Посредине латунного блюда скалила жуткие обнаженные зубы голова овцы. Ее уши были оттянуты назад и болтались. Жирное месиво покрывало груду пищи. Ноги и ребра плавали в мясном бульоне с рисом. Бедуины черпали пищу горстями.
Все столпившиеся вокруг блюда были облачены в обычные одеяния пустыни.
Ренни и Джонни двинулись туда с некоторой нерешительностью.
— Раз уж я должен это есть таким способом, то я и буду так делать, произнес Ренни с отвращением. — Как бы там ни было, необходимо подкрепиться.
Из шатра донесся тонкий саркастический голос:
— Прекрати облизывать свои пальцы, ты, пропавшее звено! Неужели так трудно забросить в ротовое отверстие комок риса без того, чтобы не вымазать мясным бульоном всего себя с головы до ног!

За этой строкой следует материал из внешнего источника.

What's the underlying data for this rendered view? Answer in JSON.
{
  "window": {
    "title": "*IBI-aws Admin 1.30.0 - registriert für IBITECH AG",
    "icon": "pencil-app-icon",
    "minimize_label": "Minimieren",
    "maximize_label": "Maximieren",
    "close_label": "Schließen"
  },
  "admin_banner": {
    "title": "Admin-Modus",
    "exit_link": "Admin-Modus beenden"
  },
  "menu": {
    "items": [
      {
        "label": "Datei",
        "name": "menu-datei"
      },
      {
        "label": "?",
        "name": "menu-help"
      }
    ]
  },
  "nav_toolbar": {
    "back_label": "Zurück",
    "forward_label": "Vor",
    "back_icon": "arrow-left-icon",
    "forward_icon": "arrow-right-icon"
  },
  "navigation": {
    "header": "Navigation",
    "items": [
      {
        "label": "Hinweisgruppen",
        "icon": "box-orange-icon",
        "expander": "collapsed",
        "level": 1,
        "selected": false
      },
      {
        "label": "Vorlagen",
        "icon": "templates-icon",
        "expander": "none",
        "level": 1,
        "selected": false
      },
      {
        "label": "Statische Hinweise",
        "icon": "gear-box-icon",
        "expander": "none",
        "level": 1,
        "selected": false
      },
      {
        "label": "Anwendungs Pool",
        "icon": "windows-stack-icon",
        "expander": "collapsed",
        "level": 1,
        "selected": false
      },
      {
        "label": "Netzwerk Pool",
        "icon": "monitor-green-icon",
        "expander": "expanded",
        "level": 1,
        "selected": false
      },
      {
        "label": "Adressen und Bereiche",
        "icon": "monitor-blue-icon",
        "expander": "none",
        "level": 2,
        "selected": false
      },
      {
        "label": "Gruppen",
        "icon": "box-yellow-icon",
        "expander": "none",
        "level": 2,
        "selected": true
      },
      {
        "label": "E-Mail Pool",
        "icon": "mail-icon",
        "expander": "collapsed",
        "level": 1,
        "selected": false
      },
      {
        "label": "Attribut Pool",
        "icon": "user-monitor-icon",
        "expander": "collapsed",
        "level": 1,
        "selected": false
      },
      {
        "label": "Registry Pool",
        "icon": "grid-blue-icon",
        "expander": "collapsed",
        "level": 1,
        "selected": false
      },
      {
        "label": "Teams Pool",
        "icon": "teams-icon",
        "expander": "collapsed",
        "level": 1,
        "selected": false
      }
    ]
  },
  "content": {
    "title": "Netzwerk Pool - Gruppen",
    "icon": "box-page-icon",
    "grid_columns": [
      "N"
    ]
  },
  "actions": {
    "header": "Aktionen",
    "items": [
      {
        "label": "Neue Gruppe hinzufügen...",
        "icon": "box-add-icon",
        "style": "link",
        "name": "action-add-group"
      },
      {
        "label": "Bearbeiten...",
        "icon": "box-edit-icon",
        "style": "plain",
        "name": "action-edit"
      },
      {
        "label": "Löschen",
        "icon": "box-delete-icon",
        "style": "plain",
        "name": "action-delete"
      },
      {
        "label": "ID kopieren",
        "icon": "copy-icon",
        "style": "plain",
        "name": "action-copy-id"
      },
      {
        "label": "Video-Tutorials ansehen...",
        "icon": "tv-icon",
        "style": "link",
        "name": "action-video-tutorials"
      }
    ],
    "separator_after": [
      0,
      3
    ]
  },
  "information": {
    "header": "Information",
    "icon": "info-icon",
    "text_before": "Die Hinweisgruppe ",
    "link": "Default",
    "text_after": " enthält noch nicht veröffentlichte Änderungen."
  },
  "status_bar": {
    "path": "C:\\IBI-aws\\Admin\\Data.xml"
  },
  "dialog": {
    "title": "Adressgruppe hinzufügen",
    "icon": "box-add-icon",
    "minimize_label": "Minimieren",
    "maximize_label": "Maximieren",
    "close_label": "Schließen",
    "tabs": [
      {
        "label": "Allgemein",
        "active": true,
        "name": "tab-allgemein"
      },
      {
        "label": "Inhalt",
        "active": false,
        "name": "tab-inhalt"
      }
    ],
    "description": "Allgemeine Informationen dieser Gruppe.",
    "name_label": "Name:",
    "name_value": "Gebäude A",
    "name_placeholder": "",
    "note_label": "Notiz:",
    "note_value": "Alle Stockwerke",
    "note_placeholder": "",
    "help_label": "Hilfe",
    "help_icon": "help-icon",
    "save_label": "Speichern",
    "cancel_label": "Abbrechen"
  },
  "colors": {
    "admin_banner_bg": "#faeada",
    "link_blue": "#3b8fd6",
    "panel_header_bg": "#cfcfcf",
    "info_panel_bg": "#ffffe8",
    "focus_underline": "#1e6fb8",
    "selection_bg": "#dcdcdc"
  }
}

— Проклятие! — пропищал другой голос. — Для тебя, конечно, естественно есть подобно свинье! Если я сожру еще хоть кусочек этой падали, я начну блеять, как ягненок!
— Тараторить, как мартышка, хочешь ты сказать?
— Силы небесные! — прогудел Ренни. — Джонни, ты слышал? Это же Монах и Хэм! Значит, они все-таки не утонули вместе с яхтой! Погляди-ка на Монаха в этом смешном одеянии! Оно так его маскирует, что он выглядит почти как человек!
Джонни изучающе осмотрел выряженных в одеяния пустыни Монаха и Хэма.
— Несомненно, — изрек он. — Но у меня возникло неприятное ощущение, что мы просто столкнулись с подтверждением теории перевоплощения душ. Это всего лишь астральные тела в новой материальной оболочке. Ну как мог Хэм появиться здесь в таком виде?
Обезьянья фигура Монаха поднялась на ноги. Его кейфих и абба свободно болтались на нем. Одна из его огромных ступней плюхнулась прямо в завтрак бедуинов. Рис и мясной бульон выплеснулись на аскетичную физиономию брезгливого Хэма.